Le rôle du juge de la Cour canadienne de l’impôt dans un appel d’une détermination du ministre sur les dispositions d’exclusion contenues aux paragraphes 5 (2) et (3) de la Loi est de s’enquérir de tous les faits auprès des parties et des témoins appelés pour la première fois à s’expliquer sous serment et de se demander si la conclusion du ministre paraît toujours raisonnable. Toutefois, le juge ne doit pas substituer sa propre opinion à celle du ministre lorsqu’il n’y a pas de faits nouveaux et que rien ne permet de penser que les faits connus ont été mal perçus.

[39]  Mon collègue, le juge Tardif reprend ce principe aux paragraphes 4 à 7 de ses motifs du jugement dans l’affaire F. Ménard inc. c. MRN, 2009 CCI 208, où il explique :

[4]  Ainsi, en présence d’un lien de dépendance, le ministre doit faire une analyse beaucoup plus complète que la simple vérification de la présence des conditions classiques, à savoir la rémunération, la prestation de travail et le lien de subordination.

[5]  En effet, il doit décider si le lien de dépendance a influencé l’exécution du travail ; en d’autres termes, l’analyse doit examiner si le travail en litige a été ou non effectué d’une manière semblable et à des conditions comparables à ce qui aurait existé dans le cas de personnes sans lien de dépendance avec l’employeur.

[6]  Il s’agit là d’affaires particulières également sous un autre aspect, puisque la jurisprudence a établi que la Cour canadienne de l’impôt n’a pas compétence pour réviser une telle décision lorsque le pouvoir discrétionnaire a été exercé correctement et légalement.

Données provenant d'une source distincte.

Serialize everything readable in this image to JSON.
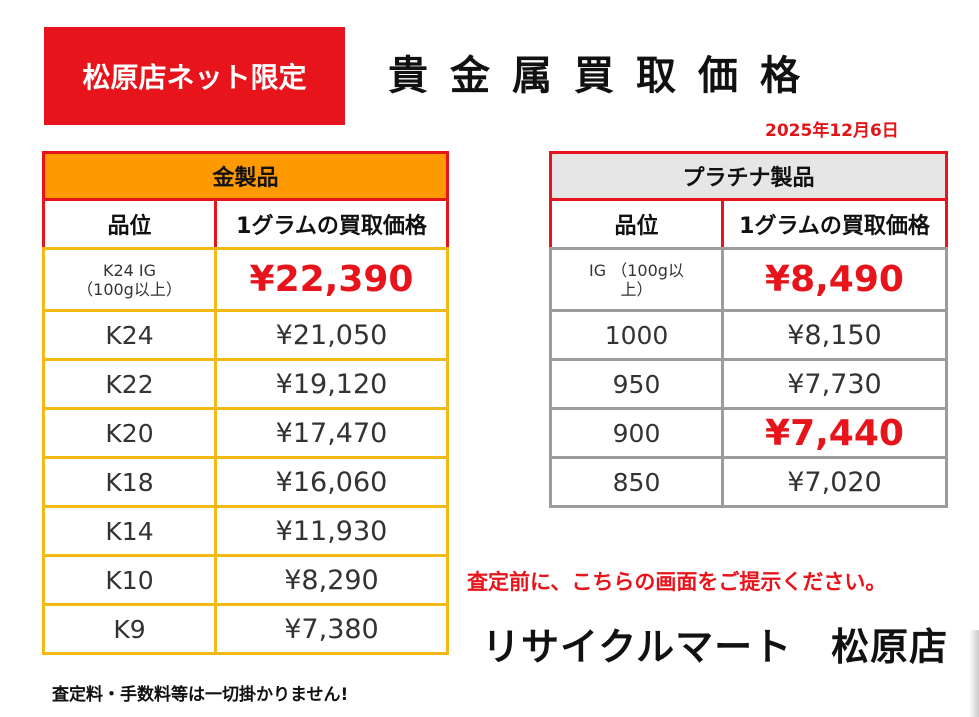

[7]  En d’autres termes, lorsque l’exercice du pouvoir discrétionnaire s’est fait d’une manière responsable et judicieuse, que tous les faits pertinents ont été pris en compte et que la conclusion s’avère raisonnable, la Cour canadienne de l’impôt ne peut pas modifier la décision, même si la Cour ne souscrit pas nécessairement à la conclusion retenue.

[40]  Le ministre exerce un pouvoir discrétionnaire. Dans un tel cas, la Cour canadienne de l’impôt doit faire preuve de retenue judiciaire à l’égard de la décision du ministre. La personne qui souhaite contester la décision du ministre devra donc démontrer que ce pouvoir fut exercé d’une manière déraisonnable : Pérusse c. Canada [2000] CanLII 15136 (C.A.F.). Selon la Cour d’appel fédérale, la Cour canadienne de l’impôt est justifiée de modifier la décision rendue par le ministre en examinant le bien-fondé de cette décision lorsqu’il est établi, selon le cas, que le ministre (i) a agi de mauvaise foi ou dans un but ou un mobil illicite ; (ii) n’a pas tenu compte de toutes les circonstances pertinentes, ou (iii) a tenu compte d’un facteur non pertinent : voir Canada (Procureur général) c. Jencan Ltd. (C.A.), [1997] A.C.F. no 876 (QL).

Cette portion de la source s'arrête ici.